The good part about the law is you know you won’t be paying PMI forever. But the downside is it’s based on when your loan is scheduled to get to 78 percent, not when it actually does. So if you’re making extra payments to payoff your mortgage sooner, you’re going to have to ask your insurer to drop your PMI.

Apply at 80 percent LTV

The Homeowner’s Protection Act also provides that borrowers can apply to have PMI dropped from their payment when the balance of the loan is equal to 80 percent or less of the original value of the home.

If you believe your home has risen in value, giving you more equity than expected, you can pay for another appraisal and see if your lender will use that to determine your LTV.

In an effort to build equity faster, you may try to overpay your mortgage every month; even a small amount can make a difference.

Mid-point on the loan

Halfway through your loan’s term (15 years on a 30 year mortgage) your insurance company has to drop your PMI, even if your LTV isn’t at 78 percent.

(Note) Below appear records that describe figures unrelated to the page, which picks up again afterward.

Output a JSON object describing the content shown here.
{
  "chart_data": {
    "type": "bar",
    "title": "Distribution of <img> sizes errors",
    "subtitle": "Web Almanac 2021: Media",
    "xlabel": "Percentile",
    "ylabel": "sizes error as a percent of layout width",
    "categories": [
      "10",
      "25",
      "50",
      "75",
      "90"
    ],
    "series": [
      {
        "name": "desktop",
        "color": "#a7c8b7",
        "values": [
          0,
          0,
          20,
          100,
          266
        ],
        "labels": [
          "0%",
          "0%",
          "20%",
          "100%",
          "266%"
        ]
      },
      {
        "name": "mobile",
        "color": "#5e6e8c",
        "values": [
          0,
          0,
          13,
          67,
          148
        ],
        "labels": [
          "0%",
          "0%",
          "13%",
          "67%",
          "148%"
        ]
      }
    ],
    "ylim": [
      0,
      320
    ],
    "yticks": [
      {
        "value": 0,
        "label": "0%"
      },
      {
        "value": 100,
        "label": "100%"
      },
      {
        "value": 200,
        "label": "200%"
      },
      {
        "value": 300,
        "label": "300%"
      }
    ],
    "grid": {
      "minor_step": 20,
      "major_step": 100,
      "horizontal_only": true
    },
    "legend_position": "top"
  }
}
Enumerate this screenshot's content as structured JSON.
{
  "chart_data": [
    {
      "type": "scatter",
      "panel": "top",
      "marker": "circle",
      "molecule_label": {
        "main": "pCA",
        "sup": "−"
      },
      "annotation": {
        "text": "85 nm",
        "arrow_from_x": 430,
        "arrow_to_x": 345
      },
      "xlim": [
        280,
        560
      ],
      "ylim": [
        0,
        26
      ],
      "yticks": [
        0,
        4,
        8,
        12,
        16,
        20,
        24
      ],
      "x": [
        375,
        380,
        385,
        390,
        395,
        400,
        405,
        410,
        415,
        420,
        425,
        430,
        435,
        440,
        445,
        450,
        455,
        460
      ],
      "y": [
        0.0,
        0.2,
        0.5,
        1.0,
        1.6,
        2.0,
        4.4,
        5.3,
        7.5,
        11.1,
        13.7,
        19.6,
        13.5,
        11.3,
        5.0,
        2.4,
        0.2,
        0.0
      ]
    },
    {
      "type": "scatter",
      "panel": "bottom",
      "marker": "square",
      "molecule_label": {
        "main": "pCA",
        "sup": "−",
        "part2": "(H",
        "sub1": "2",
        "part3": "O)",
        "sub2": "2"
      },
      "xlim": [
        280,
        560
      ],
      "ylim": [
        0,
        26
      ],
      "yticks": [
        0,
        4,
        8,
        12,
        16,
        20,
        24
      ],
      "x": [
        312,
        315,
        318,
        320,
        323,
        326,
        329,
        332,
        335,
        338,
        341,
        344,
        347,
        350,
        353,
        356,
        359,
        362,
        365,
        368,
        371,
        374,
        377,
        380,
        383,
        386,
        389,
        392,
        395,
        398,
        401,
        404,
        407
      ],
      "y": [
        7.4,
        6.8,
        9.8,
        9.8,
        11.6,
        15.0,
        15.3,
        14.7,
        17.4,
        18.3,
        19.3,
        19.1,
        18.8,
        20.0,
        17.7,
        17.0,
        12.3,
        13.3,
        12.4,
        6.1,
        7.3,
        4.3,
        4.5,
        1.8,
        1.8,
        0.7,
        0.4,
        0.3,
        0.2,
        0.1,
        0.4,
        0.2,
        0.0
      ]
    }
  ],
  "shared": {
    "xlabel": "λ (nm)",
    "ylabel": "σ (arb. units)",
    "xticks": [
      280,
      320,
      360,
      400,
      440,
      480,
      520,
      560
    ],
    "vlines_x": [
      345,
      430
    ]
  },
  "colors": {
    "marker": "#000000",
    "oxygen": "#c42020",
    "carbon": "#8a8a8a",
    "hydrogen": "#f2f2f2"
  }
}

That might be the case if your loan had an interest-only period or if you got a principal forbearance.


If interest rates are favorable, and you’ve built enough equity in your home, you can also just refinance—with your current lender or a new one.

If your new mortgage has an LTV of no more than 80 percent, your lender won’t add PMI to the loan.

Whatever you do, keep an eye on that PMI, and your LVR. The sooner you quit paying, that extra money every month, the better!